Ashland qualified because of being a state champion and the team the Tomcats beat in the state finals in four overtimes – Carr Creek – was invited too. They had nine players, all of them cousins, who played the regional tournament in cutoff khaki pants and t-shirts with numbers sewn on by hand. They had to practice outside because they didn’t have a real gym and they had to walk or ride horseback eight miles to catch a bus ride to games, all of which were played on the road.
To make it to Lexington for the state tournament, they had to walk the eight miles and take a bus another dozen miles to reach the nearest rail spur that was about 20 miles from Carr Creek.
Don Miller’s book, The Carr Creek Legacy, is a jewel. It talks about how after Carr Creek defeated Middlesboro in the regional finals in Richmond, fans collected money so the Creekers could have regulation uniforms. Nobody expected them to be around long, but they kept picking off supposed better teams and wound up in the finals against the Tomcats.
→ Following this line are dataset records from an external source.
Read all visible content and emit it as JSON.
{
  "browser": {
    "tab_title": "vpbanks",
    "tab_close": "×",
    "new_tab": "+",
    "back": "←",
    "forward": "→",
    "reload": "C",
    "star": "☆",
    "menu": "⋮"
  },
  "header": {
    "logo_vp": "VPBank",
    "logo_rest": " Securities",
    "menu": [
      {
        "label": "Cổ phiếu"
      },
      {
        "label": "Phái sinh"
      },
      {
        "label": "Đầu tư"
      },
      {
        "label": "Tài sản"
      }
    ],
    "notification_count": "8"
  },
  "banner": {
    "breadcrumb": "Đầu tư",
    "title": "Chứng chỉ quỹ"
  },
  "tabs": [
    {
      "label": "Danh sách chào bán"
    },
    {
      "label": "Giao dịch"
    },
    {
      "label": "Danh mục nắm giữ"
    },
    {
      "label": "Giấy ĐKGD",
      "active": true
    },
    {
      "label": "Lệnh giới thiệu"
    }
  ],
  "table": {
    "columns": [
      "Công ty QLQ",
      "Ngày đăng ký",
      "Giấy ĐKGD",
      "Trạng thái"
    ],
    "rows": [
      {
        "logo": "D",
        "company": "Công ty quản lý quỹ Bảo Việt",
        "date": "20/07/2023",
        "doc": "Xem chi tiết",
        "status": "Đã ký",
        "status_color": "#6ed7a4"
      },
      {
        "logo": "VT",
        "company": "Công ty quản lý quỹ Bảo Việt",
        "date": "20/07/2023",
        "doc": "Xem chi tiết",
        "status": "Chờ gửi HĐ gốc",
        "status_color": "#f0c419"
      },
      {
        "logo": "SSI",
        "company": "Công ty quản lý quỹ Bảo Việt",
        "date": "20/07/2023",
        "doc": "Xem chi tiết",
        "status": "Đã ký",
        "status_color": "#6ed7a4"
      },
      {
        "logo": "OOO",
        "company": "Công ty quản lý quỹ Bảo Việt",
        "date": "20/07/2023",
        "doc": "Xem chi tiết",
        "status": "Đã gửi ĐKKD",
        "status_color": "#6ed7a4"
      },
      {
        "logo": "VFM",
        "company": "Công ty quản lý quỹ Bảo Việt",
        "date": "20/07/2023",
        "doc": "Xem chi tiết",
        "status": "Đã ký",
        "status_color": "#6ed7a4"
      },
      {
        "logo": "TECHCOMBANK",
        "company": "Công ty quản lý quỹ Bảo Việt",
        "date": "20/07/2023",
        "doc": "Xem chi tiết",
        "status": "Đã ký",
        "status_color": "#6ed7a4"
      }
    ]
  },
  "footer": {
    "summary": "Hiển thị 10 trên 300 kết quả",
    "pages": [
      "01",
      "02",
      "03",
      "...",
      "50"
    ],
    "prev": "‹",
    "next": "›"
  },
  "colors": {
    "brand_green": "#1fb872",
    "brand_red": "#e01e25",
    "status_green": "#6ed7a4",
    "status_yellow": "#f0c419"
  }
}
The state tournament was a bigger deal then than even now with the media. It was second only to the Kentucky Derby as it related to sports fans in the commonwealth. The newspapers moved stories from the tournament off the sports page and onto the front pages of the three-day tournament.
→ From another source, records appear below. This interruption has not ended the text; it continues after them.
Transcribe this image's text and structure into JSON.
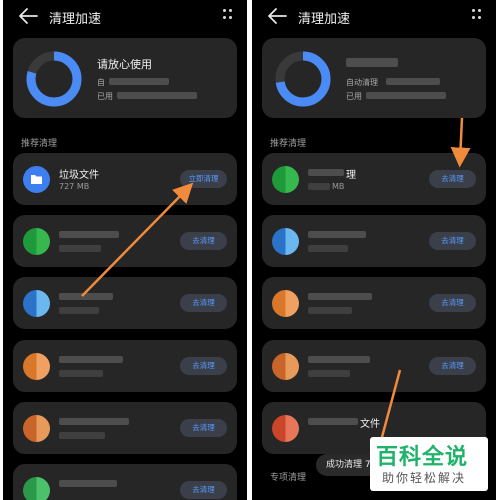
{
  "colors": {
    "accent_blue": "#4a8bf5",
    "button_text": "#5a9cff",
    "arrow": "#f08a3c",
    "watermark_green": "#1fb36a"
  },
  "left_screen": {
    "title": "清理加速",
    "summary": {
      "headline": "请放心使用",
      "line1": "自",
      "line2": "已用"
    },
    "section_label": "推荐清理",
    "items": [
      {
        "name": "垃圾文件",
        "size": "727 MB",
        "icon": "folder-icon",
        "button": "立即清理"
      },
      {
        "name": "",
        "size": "",
        "icon": "app-icon-green",
        "button": "去清理"
      },
      {
        "name": "",
        "size": "",
        "icon": "app-icon-blue",
        "button": "去清理"
      },
      {
        "name": "",
        "size": "",
        "icon": "app-icon-orange",
        "button": "去清理"
      },
      {
        "name": "",
        "size": "",
        "icon": "app-icon-orange",
        "button": "去清理"
      },
      {
        "name": "",
        "size": "",
        "icon": "app-icon-green",
        "button": "去清理"
      }
    ]
  },
  "right_screen": {
    "title": "清理加速",
    "summary": {
      "line1": "自动清理",
      "line2": "已用"
    },
    "section_label": "推荐清理",
    "items": [
      {
        "name": "理",
        "size": "MB",
        "icon": "app-icon-green",
        "button": "去清理"
      },
      {
        "name": "",
        "size": "",
        "icon": "app-icon-blue",
        "button": "去清理"
      },
      {
        "name": "",
        "size": "",
        "icon": "app-icon-orange",
        "button": "去清理"
      },
      {
        "name": "",
        "size": "",
        "icon": "app-icon-orange",
        "button": "去清理"
      },
      {
        "name": "文件",
        "size": "",
        "icon": "app-icon-red",
        "button": ""
      }
    ],
    "section_label_2": "专项清理",
    "toast": "成功清理 7"
  },
  "watermark": {
    "main": "百科全说",
    "sub": "助你轻松解决"
  }
}
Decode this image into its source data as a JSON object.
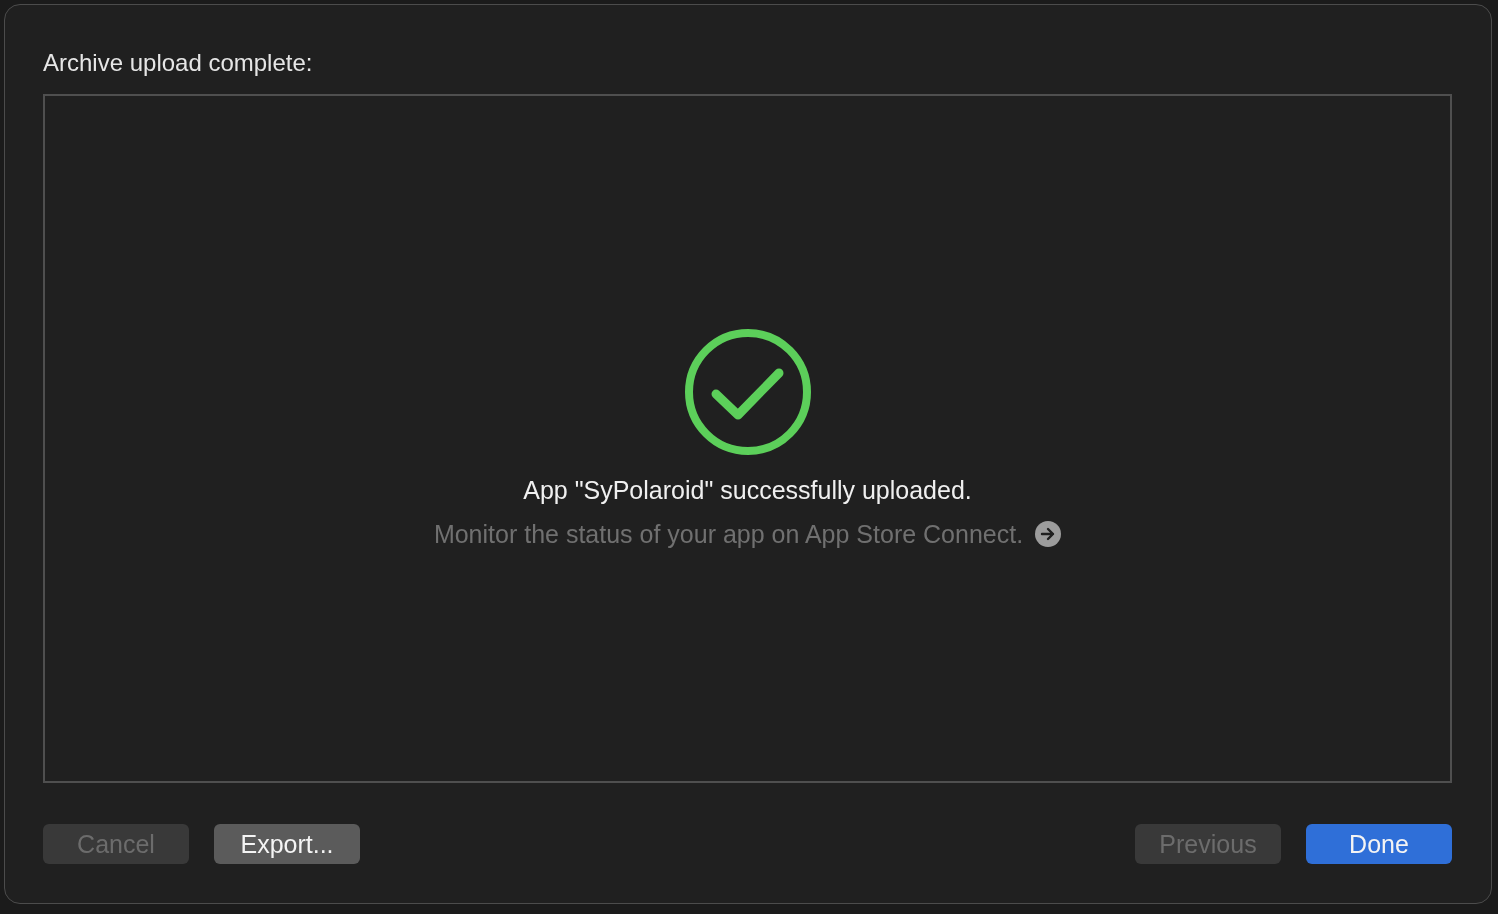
{
  "sheet": {
    "title": "Archive upload complete:"
  },
  "result": {
    "message": "App \"SyPolaroid\" successfully uploaded.",
    "detail": "Monitor the status of your app on App Store Connect."
  },
  "buttons_left": [
    {
      "label": "Cancel",
      "kind": "push",
      "disabled": true
    },
    {
      "label": "Export...",
      "kind": "push",
      "disabled": false
    }
  ],
  "buttons_right": [
    {
      "label": "Previous",
      "kind": "push",
      "disabled": true
    },
    {
      "label": "Done",
      "kind": "default",
      "disabled": false
    }
  ]
}
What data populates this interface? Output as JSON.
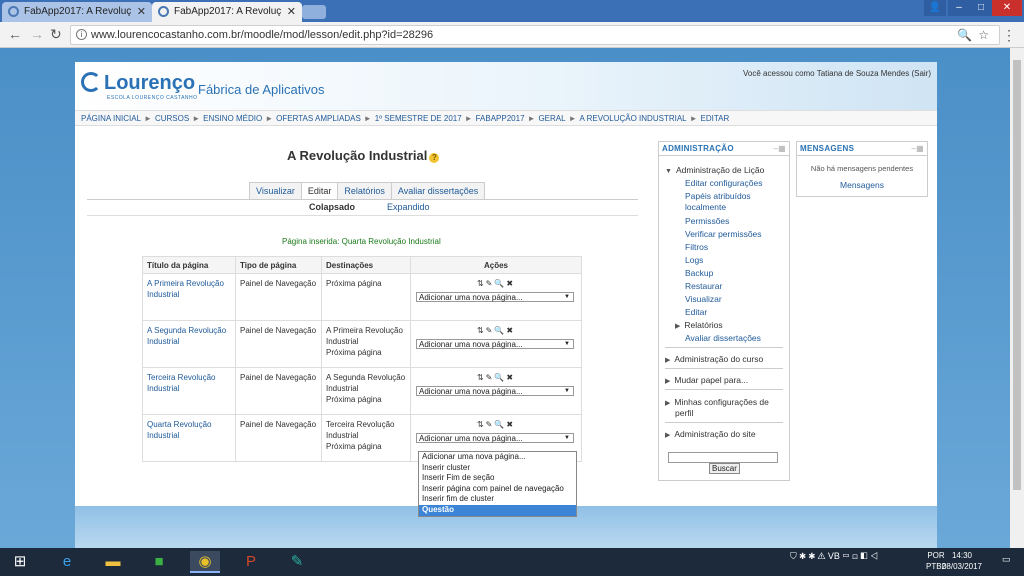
{
  "browser": {
    "tabs": [
      {
        "title": "FabApp2017: A Revoluç",
        "active": false
      },
      {
        "title": "FabApp2017: A Revoluç",
        "active": true
      }
    ],
    "url": "www.lourencocastanho.com.br/moodle/mod/lesson/edit.php?id=28296",
    "window_controls": [
      "–",
      "□",
      "✕"
    ]
  },
  "header": {
    "logo_text": "Lourenço",
    "logo_sub": "ESCOLA LOURENÇO CASTANHO",
    "site_title": "Fábrica de Aplicativos",
    "login_info": "Você acessou como Tatiana de Souza Mendes (Sair)"
  },
  "breadcrumb": [
    "PÁGINA INICIAL",
    "CURSOS",
    "ENSINO MÉDIO",
    "OFERTAS AMPLIADAS",
    "1º SEMESTRE DE 2017",
    "FABAPP2017",
    "GERAL",
    "A REVOLUÇÃO INDUSTRIAL",
    "EDITAR"
  ],
  "main": {
    "title": "A Revolução Industrial",
    "tabs": [
      "Visualizar",
      "Editar",
      "Relatórios",
      "Avaliar dissertações"
    ],
    "subtabs": {
      "collapsed": "Colapsado",
      "expanded": "Expandido"
    },
    "notice": "Página inserida: Quarta Revolução Industrial",
    "table_headers": [
      "Título da página",
      "Tipo de página",
      "Destinações",
      "Ações"
    ],
    "rows": [
      {
        "title": "A Primeira Revolução Industrial",
        "type": "Painel de Navegação",
        "dest1": "Próxima página",
        "dest2": "",
        "select": "Adicionar uma nova página..."
      },
      {
        "title": "A Segunda Revolução Industrial",
        "type": "Painel de Navegação",
        "dest1": "A Primeira Revolução Industrial",
        "dest2": "Próxima página",
        "select": "Adicionar uma nova página..."
      },
      {
        "title": "Terceira Revolução Industrial",
        "type": "Painel de Navegação",
        "dest1": "A Segunda Revolução Industrial",
        "dest2": "Próxima página",
        "select": "Adicionar uma nova página..."
      },
      {
        "title": "Quarta Revolução Industrial",
        "type": "Painel de Navegação",
        "dest1": "Terceira Revolução Industrial",
        "dest2": "Próxima página",
        "select": "Adicionar uma nova página..."
      }
    ],
    "dropdown_options": [
      "Adicionar uma nova página...",
      "Inserir cluster",
      "Inserir Fim de seção",
      "Inserir página com painel de navegação",
      "Inserir fim de cluster",
      "Questão"
    ]
  },
  "admin_block": {
    "title": "ADMINISTRAÇÃO",
    "lesson_admin": "Administração de Lição",
    "lesson_items": [
      "Editar configurações",
      "Papéis atribuídos",
      "localmente",
      "Permissões",
      "Verificar permissões",
      "Filtros",
      "Logs",
      "Backup",
      "Restaurar",
      "Visualizar",
      "Editar",
      "Relatórios",
      "Avaliar dissertações"
    ],
    "course_admin": "Administração do curso",
    "change_role": "Mudar papel para...",
    "profile_settings_1": "Minhas configurações de",
    "profile_settings_2": "perfil",
    "site_admin": "Administração do site",
    "search_button": "Buscar"
  },
  "messages_block": {
    "title": "MENSAGENS",
    "none": "Não há mensagens pendentes",
    "link": "Mensagens"
  },
  "taskbar": {
    "lang1": "POR",
    "lang2": "PTB2",
    "time": "14:30",
    "date": "08/03/2017"
  }
}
Neither Ashland nor Carr Creek were expected to be playing in the championship, but here they were. And they weren’t alone. A crowd of 4,000 packed the University of Kentucky Alumni Gymnasium, according to newspaper accounts. Play-by-play reports were sent by telegraph to the Kentucky Theater because so many more wanted to know how the game was going. Can you imagine that?
It was a low-scoring game, like most of that time, with Carr Creek leading 4-3 at halftime. Ashland led 8-6 after three quarters and Shelby Stamper’s free throw with a second to play tied the game at 9 after regulation. Neither team scored in the first three overtimes.
Gene Strother tipped in a basket for the Tomcats from a long jumper in the fourth overtime and Ellis Johnson hit a layup for a 13-9 lead. Carr Creek made it 13-11 and the subsequent jump ball went Ashland’s way. There was no 10-second counts or over-and-back rules, so the Tomcats were able to stall out the rest of the game, using the entire floor, with Johnson “putting on a dribbling show,” as John McGill, a former ADI sports editor, said in Miller’s book. McGill saw the game as a young boy.
An excerpt from the book read:
“With Johnson putting on a dribbling show, Ashland was able to freeze the ball until the end,” McGill said, describing his childhood memories. As Ashland fans swarmed to hoist their players in the air, hundreds of fans swarmed to the floor to lift the Creekers to their shoulders, too. Earl Ruby, a sportswriter for the Louisville Courier-Journal, was trying to type his story, and he could not because of the frenzy of the Carr Creek fans. He had to obtain shelter under the table to finish his report.”
By the way, Ashland’s girls won the state championship on the same day but little was said about it. The Kittens were something fabulous too with coach W.B. Jackson guiding them to four titles in the eight years the girls state tournament was held.
One more little fact: Ashland finished its perfect season Thursday night on the floor at James A. Anderson Gymnasium, named of course, for the Mr. Anderson who was the coach of those 1928 Tomcats.
Ashland took its spotless record to the national tournament in Chicago and won five more to complete the greatest season in Tomcat history at 37-0. The team returned home to an incredible celebration of 10,000 greeting them at the train station on 11th Street where they boarded firetrucks and rode down Winchester Avenue to 17th Street and celebrated perhaps the greatest moment in Ashland sports history.